See, I don't trust this guy. My buddy has ass-burgers and he made the same claim about his girlfriend. She was an obese midget with a terrible attitude.

I'm not confident when there is hot iron being pushed into my urethra. I guess my list of fetishes is going to keep getting longer

>mustang

kek

no

shit car

You can do it, John!!!

don't listen to this shit.

instead of spending time posting >tfw no gf threads just fucking make the conscious effort to grow your sack and when you see a girl looking at your look over at her and hold if. If she just stares back then smile, if she looks away quick then looks right back smile, if she just diverts eyes and doesn't then just don't engage.

You will feel awkward as fuck the first many times and you probably do actually in reality look like a super autist with your weird smile but eventually you'll get it.

watch a lot of practical psychology on youtube bro, what videos of what girls want.

Be passionate about something that you care about you can't fake that and people can see it in you.

People think passion or being passionate about something is demonstrated by how excited you are. This is bullshit but that is what people see. That is why even though you are passionate ( hence the many achievements) people are not responding well even when they get a sense of your potential success from your achievements evident at work and on your body.

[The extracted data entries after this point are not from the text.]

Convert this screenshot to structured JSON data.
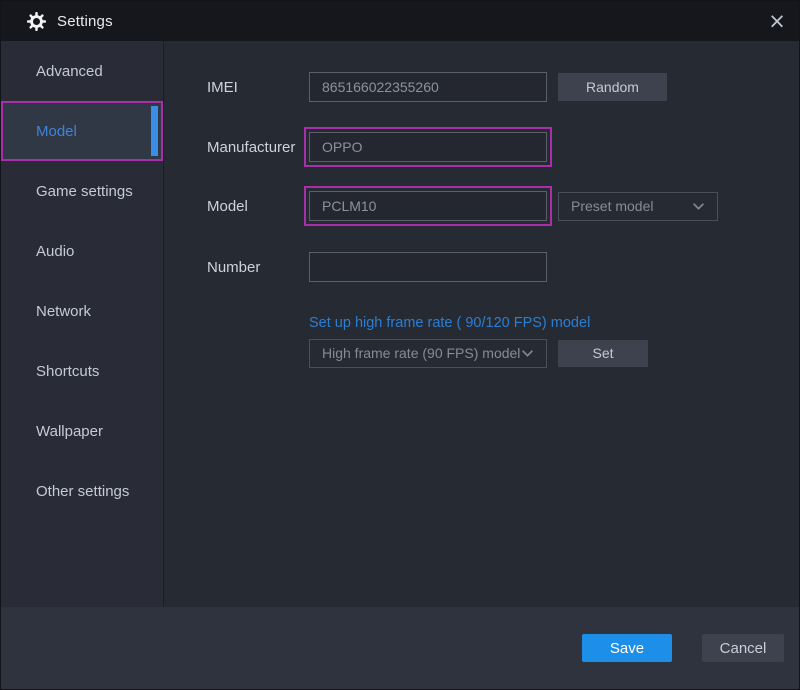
{
  "titlebar": {
    "title": "Settings",
    "close_glyph": "×"
  },
  "sidebar": {
    "items": [
      {
        "label": "Advanced"
      },
      {
        "label": "Model",
        "selected": true
      },
      {
        "label": "Game settings"
      },
      {
        "label": "Audio"
      },
      {
        "label": "Network"
      },
      {
        "label": "Shortcuts"
      },
      {
        "label": "Wallpaper"
      },
      {
        "label": "Other settings"
      }
    ]
  },
  "form": {
    "imei": {
      "label": "IMEI",
      "value": "865166022355260",
      "random_button": "Random"
    },
    "manufacturer": {
      "label": "Manufacturer",
      "value": "OPPO",
      "highlighted": true
    },
    "model": {
      "label": "Model",
      "value": "PCLM10",
      "highlighted": true,
      "preset_dropdown": "Preset model"
    },
    "number": {
      "label": "Number",
      "value": ""
    },
    "high_frame_rate": {
      "link_text": "Set up high frame rate ( 90/120 FPS) model",
      "dropdown_value": "High frame rate (90 FPS) model",
      "set_button": "Set"
    }
  },
  "footer": {
    "save_label": "Save",
    "cancel_label": "Cancel"
  },
  "colors": {
    "accent_blue": "#1e8fe8",
    "link_blue": "#2d7ed3",
    "selected_item_blue": "#3f82d6",
    "highlight_magenta": "#aa2daa",
    "titlebar_bg": "#15171d",
    "panel_bg": "#262a33",
    "footer_bg": "#2f333e"
  }
}
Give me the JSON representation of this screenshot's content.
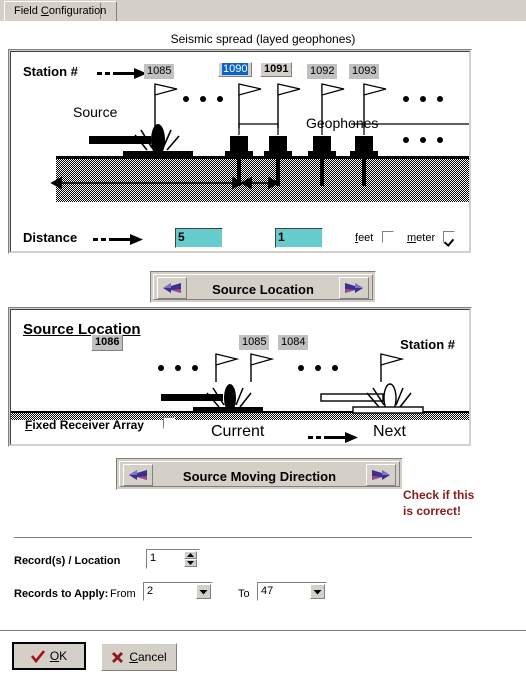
{
  "tab": {
    "label_pre": "Field ",
    "label_key": "C",
    "label_post": "onfiguration"
  },
  "panel1": {
    "caption": "Seismic spread (layed geophones)",
    "station_label": "Station #",
    "source_label": "Source",
    "geophones_label": "Geophones",
    "distance_label": "Distance",
    "stations": [
      "1085",
      "1090",
      "1091",
      "1092",
      "1093"
    ],
    "selected_station": "1090",
    "bold_station": "1091",
    "distance_value_1": "5",
    "distance_value_2": "1",
    "unit_feet": "feet",
    "unit_feet_key": "f",
    "unit_meter": "meter",
    "unit_meter_key": "m",
    "feet_checked": false,
    "meter_checked": true,
    "dots": "• • •"
  },
  "source_location_bar": {
    "title": "Source Location",
    "left_icon": "left-arrow-icon",
    "right_icon": "right-arrow-icon"
  },
  "panel2": {
    "title": "Source Location",
    "badge": "1086",
    "station_label": "Station #",
    "stations": [
      "1085",
      "1084"
    ],
    "fixed_receiver_label_key": "F",
    "fixed_receiver_label": "ixed Receiver Array",
    "fixed_receiver_checked": false,
    "current_label": "Current",
    "next_label": "Next",
    "dots": "• • •"
  },
  "moving_direction_bar": {
    "title": "Source Moving Direction",
    "left_icon": "left-arrow-icon",
    "right_icon": "right-arrow-icon"
  },
  "warning": {
    "line1": "Check if this",
    "line2": "is correct!",
    "color": "#8b1a1a"
  },
  "records": {
    "per_location_label": "Record(s) / Location",
    "per_location_value": "1",
    "apply_label": "Records to Apply:",
    "from_label": "From",
    "from_value": "2",
    "to_label": "To",
    "to_value": "47"
  },
  "buttons": {
    "ok_key": "O",
    "ok_rest": "K",
    "ok_icon": "check-icon",
    "cancel_key": "C",
    "cancel_rest": "ancel",
    "cancel_icon": "cross-icon"
  },
  "colors": {
    "cyan_field": "#66cccc",
    "highlight": "#0a64c8",
    "warn": "#8b1a1a",
    "face": "#d4d0c8"
  }
}
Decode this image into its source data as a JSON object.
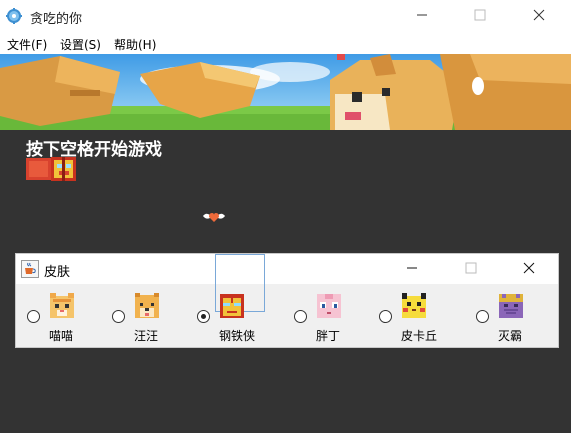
{
  "window": {
    "title": "贪吃的你",
    "icons": {
      "app": "gear-icon",
      "minimize": "minimize-icon",
      "maximize": "maximize-icon",
      "close": "close-icon"
    }
  },
  "menu": {
    "items": [
      {
        "label": "文件(F)"
      },
      {
        "label": "设置(S)"
      },
      {
        "label": "帮助(H)"
      }
    ]
  },
  "game": {
    "prompt": "按下空格开始游戏",
    "background_color": "#333333",
    "food_icon": "winged-heart-icon"
  },
  "skin_dialog": {
    "title": "皮肤",
    "icon": "java-cup-icon",
    "selected_index": 2,
    "options": [
      {
        "label": "喵喵",
        "icon": "cat-face-icon"
      },
      {
        "label": "汪汪",
        "icon": "dog-face-icon"
      },
      {
        "label": "钢铁侠",
        "icon": "iron-man-face-icon"
      },
      {
        "label": "胖丁",
        "icon": "jigglypuff-face-icon"
      },
      {
        "label": "皮卡丘",
        "icon": "pikachu-face-icon"
      },
      {
        "label": "灭霸",
        "icon": "thanos-face-icon"
      }
    ]
  }
}
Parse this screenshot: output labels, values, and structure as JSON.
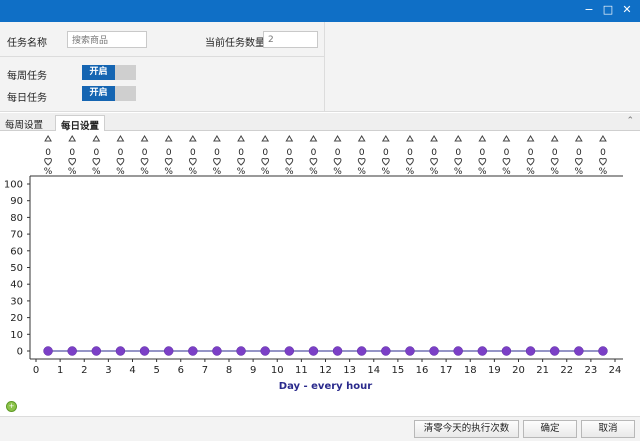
{
  "window": {
    "minimize_glyph": "−",
    "maximize_glyph": "□",
    "close_glyph": "✕"
  },
  "form": {
    "task_name_label": "任务名称",
    "task_name_value": "搜索商品",
    "task_count_label": "当前任务数量",
    "task_count_value": "2",
    "weekly_label": "每周任务",
    "weekly_toggle": "开启",
    "daily_label": "每日任务",
    "daily_toggle": "开启"
  },
  "tabs": [
    {
      "label": "每周设置",
      "active": false
    },
    {
      "label": "每日设置",
      "active": true
    }
  ],
  "chart_data": {
    "type": "line",
    "xlabel": "Day - every hour",
    "ylabel": "",
    "xlim": [
      0,
      24
    ],
    "ylim": [
      0,
      100
    ],
    "x_ticks": [
      0,
      1,
      2,
      3,
      4,
      5,
      6,
      7,
      8,
      9,
      10,
      11,
      12,
      13,
      14,
      15,
      16,
      17,
      18,
      19,
      20,
      21,
      22,
      23,
      24
    ],
    "y_ticks": [
      0,
      10,
      20,
      30,
      40,
      50,
      60,
      70,
      80,
      90,
      100
    ],
    "series": [
      {
        "x": [
          0.5,
          1.5,
          2.5,
          3.5,
          4.5,
          5.5,
          6.5,
          7.5,
          8.5,
          9.5,
          10.5,
          11.5,
          12.5,
          13.5,
          14.5,
          15.5,
          16.5,
          17.5,
          18.5,
          19.5,
          20.5,
          21.5,
          22.5,
          23.5
        ],
        "values": [
          0,
          0,
          0,
          0,
          0,
          0,
          0,
          0,
          0,
          0,
          0,
          0,
          0,
          0,
          0,
          0,
          0,
          0,
          0,
          0,
          0,
          0,
          0,
          0
        ],
        "color": "#7b3fc6"
      }
    ],
    "top_labels": [
      "0",
      "0",
      "0",
      "0",
      "0",
      "0",
      "0",
      "0",
      "0",
      "0",
      "0",
      "0",
      "0",
      "0",
      "0",
      "0",
      "0",
      "0",
      "0",
      "0",
      "0",
      "0",
      "0",
      "0"
    ],
    "top_label_unit": "%",
    "grid": false,
    "line_color": "#2a2a8c"
  },
  "footer": {
    "clear_button": "清零今天的执行次数",
    "ok_button": "确定",
    "cancel_button": "取消"
  }
}
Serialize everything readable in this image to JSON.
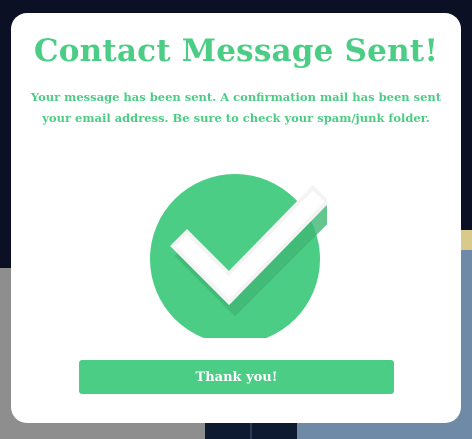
{
  "modal": {
    "title": "Contact Message Sent!",
    "message": "Your message has been sent. A confirmation mail has been sent your email address. Be sure to check your spam/junk folder.",
    "button_label": "Thank you!",
    "status_icon": "check-circle-icon"
  },
  "colors": {
    "accent": "#4ccd86",
    "modal_bg": "#ffffff",
    "backdrop": "#0b1024"
  }
}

Cant confirm I have a sweat fetish and when i get wiff of of a lady with the right sent I transform from a bumbling autist into a confident alpha autist that somehow manages to get girls to let me hold their hand while I run my nose up their arm savourng them like a fine whine

what are those two topics? a-asking for a friend

>Just be yourself

>colour hair blue
>kids will also have blue hair

Your logic is off.

Braces. Never too late, you'll be thankful for it.

I hope you don't still imagine that she's him while you're banging.

He's saying there's a double dose of kike nose going on, and if she was so turned off by how her own nose looked, she shouldn't have married someone that would've further increased the likelihood of a child with the bad nose

I don't even like Mustangs, but for picking up random lower class sluts they work pretty fucking well.

>makes you look interested(because you are) and makes her feel valuable.
>mfw a big guy (for me) did this to me
>hey nice calves, do you ride bikes? I could tell from your shoes (I had some meme minimalist running shoes on)
>n-no I can't ride bikes
>I-I have to go
>mfw I'm a guy

>give them compliments.

Don't do this. Giving unearned compliments is beta.

>tfw found a unicorn
>to rub it in she sends selfies of herself wearing a unicorn-onesie
>she loves frogs
>tfw get feels for the first time since I was 14
>only met her twice, but feels like we've known each other for a lifetime

I almost believe in Kek at this point tbqh, he has bestowed upon me the chance for a qt frog gf

HOW DO I NOT FUCK IT UP BREHS? CAN I UNIRONICALLY ASK HER TO BE MY GF POST SEX TOMORROW?